Je confiai à mes amis, avec l’importance d’un grand secret, mes ambitions. A quoi visaient-elles, je ne savais pas trop, puisqu’il n’existait ni troupe, ni théâtre mimique. Et même alors, eussé-je pu décemment y faire une carrière ? Je me persuadai toutefois que quelqu’un, qui aurait les moyens d’argent et d’action, pourrait galvaniser cet art méconnu ; et je me sentais en ce cas l’interprète sincère et qualifié de cette résurrection.

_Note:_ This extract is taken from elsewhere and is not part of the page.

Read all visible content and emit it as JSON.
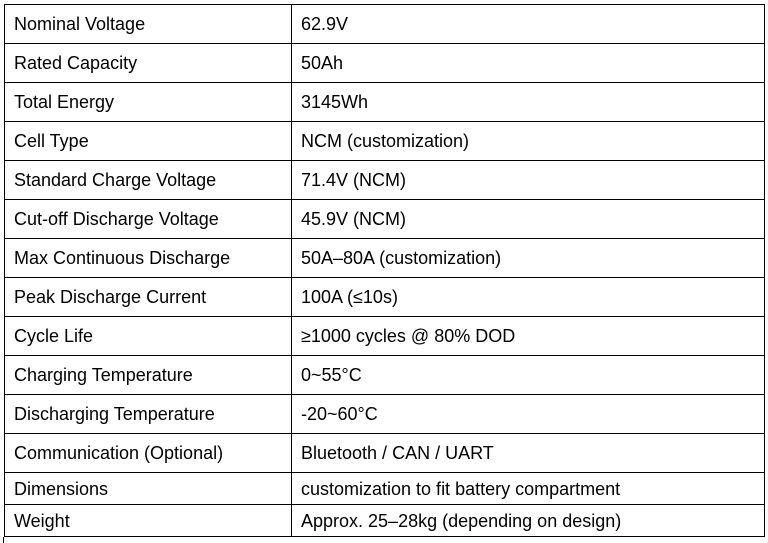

Je ne me trompais pas ; le vent allait souffler de ce côté. Mes timides essais, qui précédèrent ou accompagnèrent les arlequinades de Raoul de Najac, les tentatives de Jean Richepin, les dessins de Willette, Pierrot sceptique, pantomime si curieusement écrite d’Hennique et d’Huysmans, faisaient de moi le précurseur modeste du mouvement où allait refleurir, avec une grâce et une vigueur inespérées, la pantomime. Les grands succès de l’Enfant prodigue avec Félicia Mallet, du Marchand d’Habits, adapté par Catulle Mendès et joué par Séverin, sans parler d’innombrables comédies et saynètes mimées, l’ont prouvé quelques années plus tard.

Pierrot assassin de sa femme, gesticulant sa passion, dérouta, émut mes deux spectateurs bénévoles, Fernand Beissier et J.-M. Mestrallet. Ce dernier se sentit dévoré d’émulation et, engagé dans la troupe de Valvins, se trouva, les vacances venues, un des chefs d’emploi, tour à tour Don Carlos épique, avec des bottes cousues dans de la peau d’argenterie et un collier de marrons dorés, ou grimaçant Scaramouche, ou encore gendarme phénoménal.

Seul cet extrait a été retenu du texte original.